I take it one rock at a time. It’s tough, but there’s a certain thrill too. Eventually, I start to see people in the distance, so Khardung La can’t be far. A corner later, the entry point to the highest point on the route comes in sight. News of a Lambo headed up seems to have spread among the tourists there. The crowd has swelled up and from what I see, it looks like a welcome party. I make the last turn, get onto something that finally resembles a road and roll towards the yellow board that claims we are at 18,380 feet. We’ve done it! We’ve driven up to Khardung La in a Lamborghini, of all cars! In the process, we’ve also set a high-altitude world record for Lamborghini. But amidst the festivities, I realise I’m operating at half capacity. Opening the door requires serious effort and I find myself breathing heavily. We have to start moving down within 20 minutes, before the altitude and frigid cold (it’s 2deg Celsius) gets to us, but I just have to check the car one last time. Nothing’s hanging off, no fluids are leaking and there’s not a ding of my doing. Supercar? The Huracán’s been that in more ways than I can imagine.
Before heading out to what is the world’s highest café for that comforting cup of black tea, I celebrate our feat in the most apt manner. That is, by flipping the Anima switch to hardcore Corsa mode (the first time I do so on this trip), giving a bootful of throttle and revving the daylights out of the engine. I’m sure they hear us all the way down in Leh and probably even at the Siachen base camp a couple of hours further down the road.

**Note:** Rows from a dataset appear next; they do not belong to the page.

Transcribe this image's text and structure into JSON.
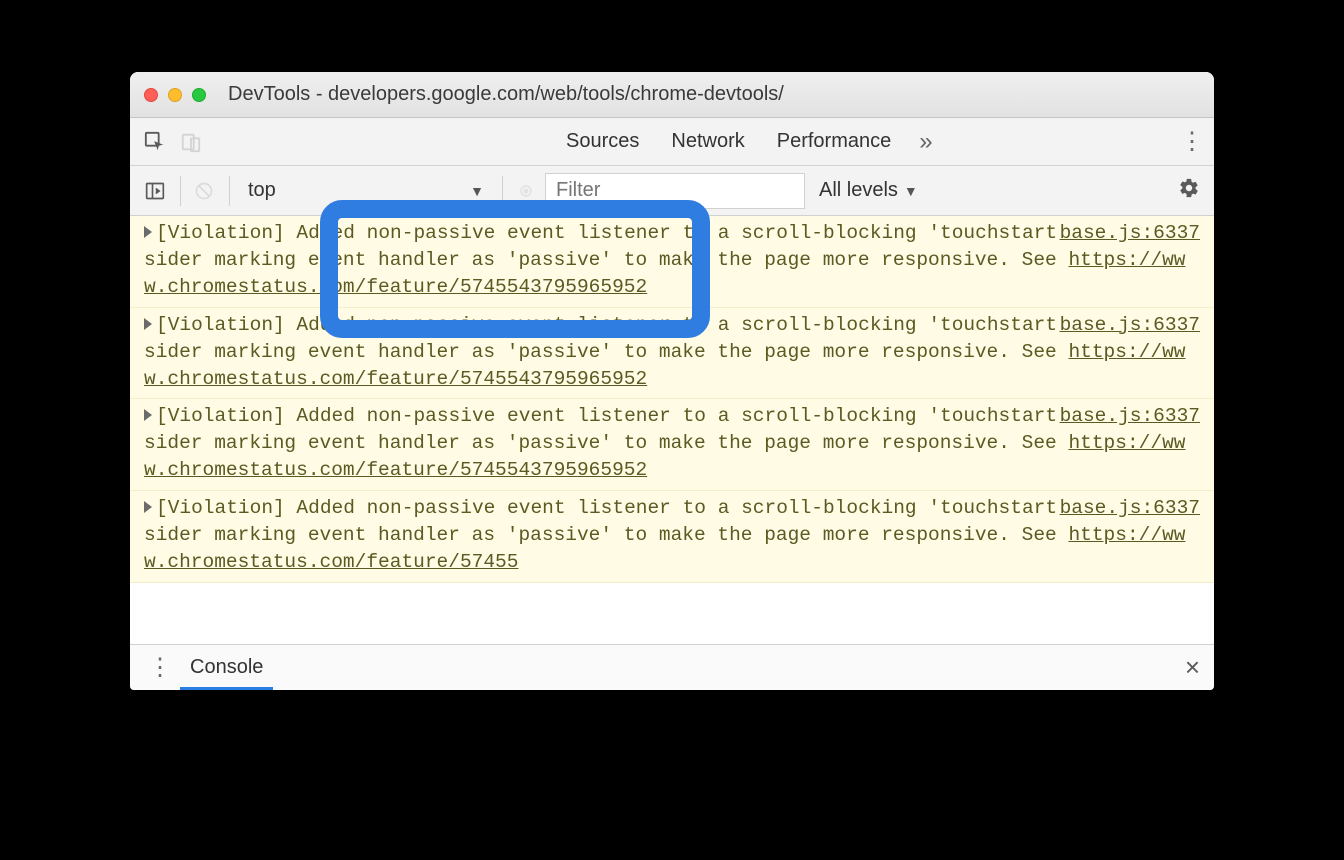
{
  "window": {
    "title": "DevTools - developers.google.com/web/tools/chrome-devtools/"
  },
  "tabs": {
    "sources": "Sources",
    "network": "Network",
    "performance": "Performance",
    "more": "»"
  },
  "subbar": {
    "context": "top",
    "filter_placeholder": "Filter",
    "levels": "All levels"
  },
  "log": {
    "source": "base.js:6337",
    "entries": [
      {
        "prefix": "[Violation] Added non-passive event listener to a scroll-blocking 'touchstart' event. Consider marking event handler as 'passive' to make the page more responsive. See ",
        "link": "https://www.chromestatus.com/feature/5745543795965952"
      },
      {
        "prefix": "[Violation] Added non-passive event listener to a scroll-blocking 'touchstart' event. Consider marking event handler as 'passive' to make the page more responsive. See ",
        "link": "https://www.chromestatus.com/feature/5745543795965952"
      },
      {
        "prefix": "[Violation] Added non-passive event listener to a scroll-blocking 'touchstart' event. Consider marking event handler as 'passive' to make the page more responsive. See ",
        "link": "https://www.chromestatus.com/feature/5745543795965952"
      },
      {
        "prefix": "[Violation] Added non-passive event listener to a scroll-blocking 'touchstart' event. Consider marking event handler as 'passive' to make the page more responsive. See ",
        "link": "https://www.chromestatus.com/feature/57455"
      }
    ]
  },
  "drawer": {
    "tab": "Console"
  }
}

The high-pitched wail of the V10 may have died down, but the high of having driven up to Khardung La in a Lamborghini is something I won’t forget. Ever. Nor will I forget the next day, where I got to drive it the way it’s meant to be driven. But that’s a story for the next issue!
The Grand Dragon Ladakh
The Grand Dragon Ladakh hotel is where we stayed in Leh. Done in the traditional Ladakhi style of architecture, it’s a beautifully turned out complex that has lots to offer. The rooms are welcoming, the staff warm and the food just delicious; you can sample everything from thukpa and Kashmiri wazwan to dosa and Chinese cuisine without leaving the comfort of the premises. It’s also close to all the landmarks of Leh, but should you wish to lounge back, there’s plenty to do at the hotel itself. Taking in the sights of the glorious Stok Kangri mountains around over a cup of chai is what we’d recommend. And if you are lucky, maybe you’d even see an Indian Air Force Sukhoi SU-30 MKI flying overhead. Perfect.
If there’s one thing this crazy drive has established, it’s that the supercar of today isn’t fragile. We used the support flatbed truck far less than we had originally planned to. Modern-day supercars have the electronics, the trick suspensions and a degree of day-to-day usability that guarantees they won’t wince at the first sign of imperfect conditions, essentially in our country that is the global home of bad roads. I can only hope our crazy adventure inspires owners to use their supercars more frequently in and out of town. It would be rude not to.